La Regione Lazio ha già chiesto la revisione del progetto di difesa costiera del Comune di Latina, che prevedeva anch’esso l’utilizzo dei pennelli a mare. Lo stop è arrivato per motivazioni precise, messe nero su bianco:

  • criticità legate agli effetti sottoflutto,
  • rischio di aggravamento dell’erosione nei tratti limitrofi,
  • necessità di una valutazione più approfondita degli impatti ambientali e della sostenibilità complessiva dell’intervento.

Di fronte a queste motivazioni – riconosciute dalla stessa Regione – è del tutto inspiegabile che a Terracina si scelga di andare avanti senza alcuna revisione, riproponendo lo stesso schema già contestato altrove.

Siamo di fronte a una doppia incoerenza:

  • la Regione chiede approfondimenti e prudenza su Latina;
  • il Comune di Terracina procede invece con un intervento parziale, senza garanzie di completamento e senza valutare alternative meno impattanti.

Questa non è programmazione. È ostinazione politica.

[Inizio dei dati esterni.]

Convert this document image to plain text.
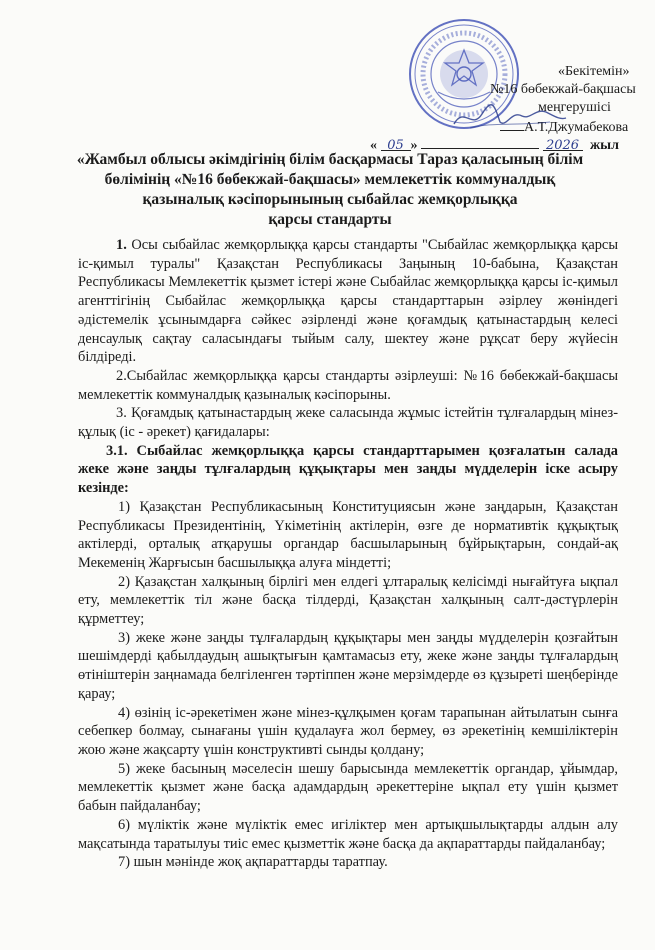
«Бекітемін»
№16 бөбекжай-бақшасы
меңгерушісі
А.Т.Джумабекова
« 05 »	2026 жыл
«Жамбыл облысы әкімдігінің білім басқармасы Тараз қаласының білім
бөлімінің «№16 бөбекжай-бақшасы» мемлекеттік коммуналдық
қазыналық кәсіпорынының сыбайлас жемқорлыққа
қарсы стандарты

1. Осы сыбайлас жемқорлыққа қарсы стандарты "Сыбайлас жемқорлыққа қарсы іс-қимыл туралы" Қазақстан Республикасы Заңының 10-бабына, Қазақстан Республикасы Мемлекеттік қызмет істері және Сыбайлас жемқорлыққа қарсы іс-қимыл агенттігінің Сыбайлас жемқорлыққа қарсы стандарттарын әзірлеу жөніндегі әдістемелік ұсынымдарға сәйкес әзірленді және қоғамдық қатынастардың келесі денсаулық сақтау саласындағы тыйым салу, шектеу және рұқсат беру жүйесін білдіреді.

2.Сыбайлас жемқорлыққа қарсы стандарты әзірлеуші: №16 бөбекжай-бақшасы мемлекеттік коммуналдық қазыналық кәсіпорыны.

3. Қоғамдық қатынастардың жеке саласында жұмыс істейтін тұлғалардың мінез-құлық (іс - әрекет) қағидалары:

3.1. Сыбайлас жемқорлыққа қарсы стандарттарымен қозғалатын салада жеке және заңды тұлғалардың құқықтары мен заңды мүдделерін іске асыру кезінде:

1) Қазақстан Республикасының Конституциясын және заңдарын, Қазақстан Республикасы Президентінің, Үкіметінің актілерін, өзге де нормативтік құқықтық актілерді, орталық атқарушы органдар басшыларының бұйрықтарын, сондай-ақ Мекеменің Жарғысын басшылыққа алуға міндетті;

2) Қазақстан халқының бірлігі мен елдегі ұлтаралық келісімді нығайтуға ықпал ету, мемлекеттік тіл және басқа тілдерді, Қазақстан халқының салт-дәстүрлерін құрметтеу;

3) жеке және заңды тұлғалардың құқықтары мен заңды мүдделерін қозғайтын шешімдерді қабылдаудың ашықтығын қамтамасыз ету, жеке және заңды тұлғалардың өтініштерін заңнамада белгіленген тәртіппен және мерзімдерде өз құзыреті шеңберінде қарау;

4) өзінің іс-әрекетімен және мінез-құлқымен қоғам тарапынан айтылатын сынға себепкер болмау, сынағаны үшін қудалауға жол бермеу, өз әрекетінің кемшіліктерін жою және жақсарту үшін конструктивті сынды қолдану;

5) жеке басының мәселесін шешу барысында мемлекеттік органдар, ұйымдар, мемлекеттік қызмет және басқа адамдардың әрекеттеріне ықпал ету үшін қызмет бабын пайдаланбау;

6) мүліктік және мүліктік емес игіліктер мен артықшылықтарды алдын алу мақсатында таратылуы тиіс емес қызметтік және басқа да ақпараттарды пайдаланбау;

7) шын мәнінде жоқ ақпараттарды таратпау.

Difendere la costa non significa aprire cantieri “a pezzi” e sperare che i danni si fermino dove conviene. Significa assumersi la responsabilità delle conseguenze. E qui le conseguenze sono già scritte: nuova erosione sulle spiagge escluse dai pennelli e nuovi costi pubblici per rimediare a errori annunciati.

Per questo chiediamo:

  • lo stop immediato dell’intervento parziale;
  • una revisione complessiva del progetto, come già avvenuto per Latina;
  • il coinvolgimento della Regione, di competenze scientifiche indipendenti e delle comunità locali;
  • la valutazione seria di soluzioni alternative e più sostenibili.

La costa non è un laboratorio di esperimenti. E Terracina non può permettersi di ripetere errori che altrove sono già stati riconosciuti come tali.